For global, perfilter
normalizations, features (f) are first log transformed and then scaled. The log transform (fl) uses the minimum value of the feature min(f) and a constant (epsilon) to center the distribution in zero as follows: fl = log (−min( f ) + f + epsilon). Using the mean and standard deviation of the log transform (mu,sigma(fl)), standard scaling is applied: fˆ = ( fl − mu( fl))/sigma( fl). In the “global” scheme, the minimum, mean and standard deviation are computed over all fluxes (resp. all errors). In the “per-filter” scheme, they are computed for each filter.
When using --redshift
for classification, we suggest to use either cosmo,cosmo_quantile
norms. These normalizations blur the distance information that SNe Ia provide with apparent flux which together with redshift information may bias the classification for cosmology. For this, light-curves are normalized to a flux ~1 using either the maximum flux at any filter (cosmo
) or the 99 quantile of the flux distribution (cosmo_quantile
). The latter is mroe robust against outliers.

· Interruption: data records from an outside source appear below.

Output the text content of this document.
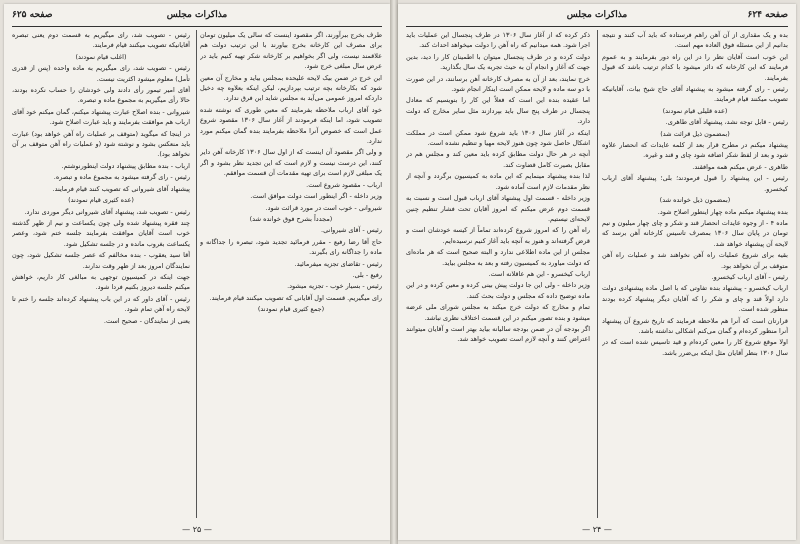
صفحه ۶۲۵	مذاکرات مجلس

طرف بخرج ببرآورند، اگر مقصود اینست که سالی یک میلیون تومان برای مصرف این کارخانه بخرج بیاورند با این ترتیب دولت هم علاقمند نیست، ولی اگر بخواهیم بر کارخانه شکر تهیه کنیم باید در عرض سال مبلغی خرج شود.

این خرج در ضمن بیک لایحه علیحده بمجلس بیاید و مخارج آن معین شود که بکارخانه بچه ترتیب بپردازیم، لیکن اینکه بعلاوه چه دخیل داردکه امروز عمومی می‌آید به مجلس شاید این فرق ندارد.

خود آقای ارباب ملاحظه بفرمایند که معین طوری که نوشته شده تصویب شود، اما اینکه فرمودند از آغاز سال ۱۳۰۶ مقصود شروع عمل است که خصوص آنرا ملاحظه بفرمایند بنده گمان میکنم مورد ندارد.

و ولی اگر مقصود آن اینست که از اول سال ۱۳۰۶ کارخانه آهن دایر کنند، این درست نیست و لازم است که این تجدید نظر بشود و اگر یک مبلغی لازم است برای تهیه مقدمات آن قسمت موافقم.

ارباب - مقصود شروع است.

وزیر داخله - اگر اینطور است دولت موافق است.

شیروانی - خوب است در مورد قرائت شود.

(مجدداً بشرح فوق خوانده شد)

رئیس - آقای شیروانی.

حاج آقا رضا رفیع - مقرر فرمائید تجدید شود، تبصره را جداگانه و ماده را جداگانه رای بگیرند.

رئیس - تقاضای تجزیه میفرمائید.

رفیع - بلی.

رئیس - بسیار خوب - تجزیه میشود.

رای میگیریم. قسمت اول آقایانی که تصویب میکنند قیام فرمایند.

(جمع کثیری قیام نمودند)

رئیس - تصویب شد، رای میگیریم به قسمت دوم یعنی تبصره آقایانیکه تصویب میکنند قیام فرمایند.

(اغلب قیام نمودند)

رئیس - تصویب شد، رای میگیریم به ماده واحده (پس از قدری تأمل) معلوم میشود اکثریت نیست.

آقای امیر تیمور رأی دادند ولی خودشان را حساب نکرده بودند، حالا رأی میگیریم به مجموع ماده و تبصره.

شیروانی - بنده اصلاح عبارت پیشنهاد میکنم، گمان میکنم خود آقای ارباب هم موافقت بفرمایند و باید عبارت اصلاح شود.

در اینجا که میگوید (متوقف بر عملیات راه آهن خواهد بود) عبارت باید منعکس بشود و نوشته شود (و عملیات راه آهن متوقف بر آن نخواهد بود).

ارباب - بنده مطابق پیشنهاد دولت اینطورنوشتم.

رئیس - رای گرفته میشود به مجموع ماده و تبصره.

پیشنهاد آقای شیروانی که تصویب کنند قیام فرمایند.

(عده کثیری قیام نمودند)

رئیس - تصویب شد، پیشنهاد آقای شیروانی دیگر موردی ندارد.

چند فقره پیشنهاد شده ولی چون یکساعت و نیم از ظهر گذشته خوب است آقایان موافقت بفرمایند جلسه ختم شود، وعصر یکساعت بغروب مانده و در جلسه تشکیل شود.

آقا سید یعقوب - بنده مخالفم که عصر جلسه تشکیل شود، چون نمایندگان امروز بعد از ظهر وقت ندارند.

جهت اینکه در کمیسیون توجهی به مبالغی کار داریم، خواهش میکنم جلسه دیروز بکنیم فردا شود.

رئیس - آقای داور که در این باب پیشنهاد کرده‌اند جلسه را ختم تا لایحه راه آهن تمام شود.

یعنی از نمایندگان - صحیح است.

— ۲۵ —
مذاکرات مجلس	صفحه ۶۲۴

بده و یک مقداری از آن آهن راهم فرستاده که باید آب کنند و نتیجه بدانیم از این مسئله فوق العاده مهم است.

این خوب است آقایان نظر را در این راه دور بفرمایند و به عموم فرمایند که این کارخانه که دائر میشود با کدام ترتیب باشد که قبول بفرمایند.

رئیس - رای گرفته میشود به پیشنهاد آقای حاج شیخ بیات، آقایانیکه تصویب میکنند قیام فرمایند.

(عده قلیلی قیام نمودند)

رئیس - قابل توجه نشد، پیشنهاد آقای طاهری.

(بمضمون ذیل قرائت شد)

پیشنهاد میکنم در مطرح قرار بعد از کلمه عایدات که انحصار علاوه شود و بعد از لفظ شکر اضافه شود چای و قند و غیره.

طاهری - عرض میکنم همه موافقند.

رئیس - این پیشنهاد را قبول فرمودند؛ بلی؛ پیشنهاد آقای ارباب کیخسرو.

(بمضمون ذیل خوانده شد)

بنده پیشنهاد میکنم ماده چهار اینطور اصلاح شود.

ماده ۴ - از وجوه عایدات انحصار قند و شکر و چای چهار میلیون و نیم تومان در پایان سال ۱۳۰۶ بمصرف تاسیس کارخانه آهن برسد که لایحه آن پیشنهاد خواهد شد.

بقیه برای شروع عملیات راه آهن نخواهند شد و عملیات راه آهن متوقف بر آن نخواهد بود.

رئیس - آقای ارباب کیخسرو.

ارباب کیخسرو - پیشنهاد بنده تفاوتی که با اصل ماده پیشنهادی دولت دارد اولاً قند و چای و شکر را که آقایان دیگر پیشنهاد کرده بودند منظور شده است.

قرارتان است که آنرا هم ملاحظه فرمایند که تاریخ شروع آن پیشنهاد آنرا منظور کرده‌ام و گمان می‌کنم اشکالی نداشته باشد.

اولا موقع شروع کار را معین کرده‌ام و قید تاسیس شده است که در سال ۱۳۰۶ بنظر آقایان مثل اینکه بی‌ضرر باشد.

ذکر کرده که از آغاز سال ۱۳۰۶ در ظرف پنجسال این عملیات باید اجرا شود. همه میدانیم که راه آهن را دولت میخواهد احداث کند.

دولت کرده و در ظرف پنجسال میتوان با اطمینان کار را دید، بدین جهت که آغاز و انجام آن به حیث تجربه یک سال بگذارید.

خرج نمایند، بعد از آن به مصرف کارخانه آهن برسانند، در این صورت با دو سه ماده و لایحه ممکن است اینکار انجام شود.

اما عقیده بنده این است که فعلاً این کار را بنویسیم که معادل پنجسال در ظرف پنج سال باید بپردازند مثل سایر مخارج که دولت دارد.

اینکه در آغاز سال ۱۳۰۶ باید شروع شود ممکن است در مملکت اشکال حاصل شود چون هنوز لایحه مهیا و تنظیم نشده است.

آنچه در هر حال دولت مطابق کرده باید معین کند و مجلس هم در مقابل بصیرت کامل قضاوت کند.

لذا بنده پیشنهاد مینمایم که این ماده به کمیسیون برگردد و آنچه از نظر مقدمات لازم است آماده شود.

وزیر داخله - قسمت اول پیشنهاد آقای ارباب قبول است و نسبت به قسمت دوم عرض میکنم که امروز آقایان تحت فشار تنظیم چنین لایحه‌ای نیستیم.

راه آهن را که امروز شروع کرده‌اند تماماً از کیسه خودشان است و قرض گرفته‌اند و هنوز به آنچه باید آغاز کنیم نرسیده‌ایم.

مجلس از این ماده اطلاعی ندارد و البته صحیح است که هر ماده‌ای که دولت میاورد به کمیسیون رفته و بعد به مجلس بیاید.

ارباب کیخسرو - این هم عاقلانه است.

وزیر داخله - ولی این جا دولت پیش بینی کرده و معین کرده و در این ماده توضیح داده که مجلس و دولت بحث کنند.

تمام و مخارج که دولت خرج میکند به مجلس شورای ملی عرضه میشود و بنده تصور میکنم در این قسمت اختلاف نظری نباشد.

اگر بودجه آن در ضمن بودجه سالیانه بیاید بهتر است و آقایان میتوانند اعتراض کنند و آنچه لازم است تصویب خواهد شد.

— ۲۴ —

Training a randomforest model (paper branch)¶
python run.py --data --dump_dir /path/to/your/dump/dir # build the data
python run.py --train_rf --dump_dir /path/to/your/dump/dir # train and validate
This will:
Train a randomforest classifier
All outputs are dumped to
/path/to/your/dump/dir/models/randomforest_S_0_CLF_2_R_None_saltfit_DF_1.0_N_global
Save the trained classifier:
randomforest_S_0_CLF_2_R_None_saltfit_DF_1.0_N_global.pickle
Make predictions on a test set:
PRED_DES_randomforest_S_0_CLF_2_R_None_saltfit_DF_1.0_N_global.pickle
Compute metrics on the test:
METRICS_DES_randomforest_S_0_CLF_2_R_None_saltfit_DF_1.0_N_global.pickle
Beware: RF is not currently supported for Yaml runs.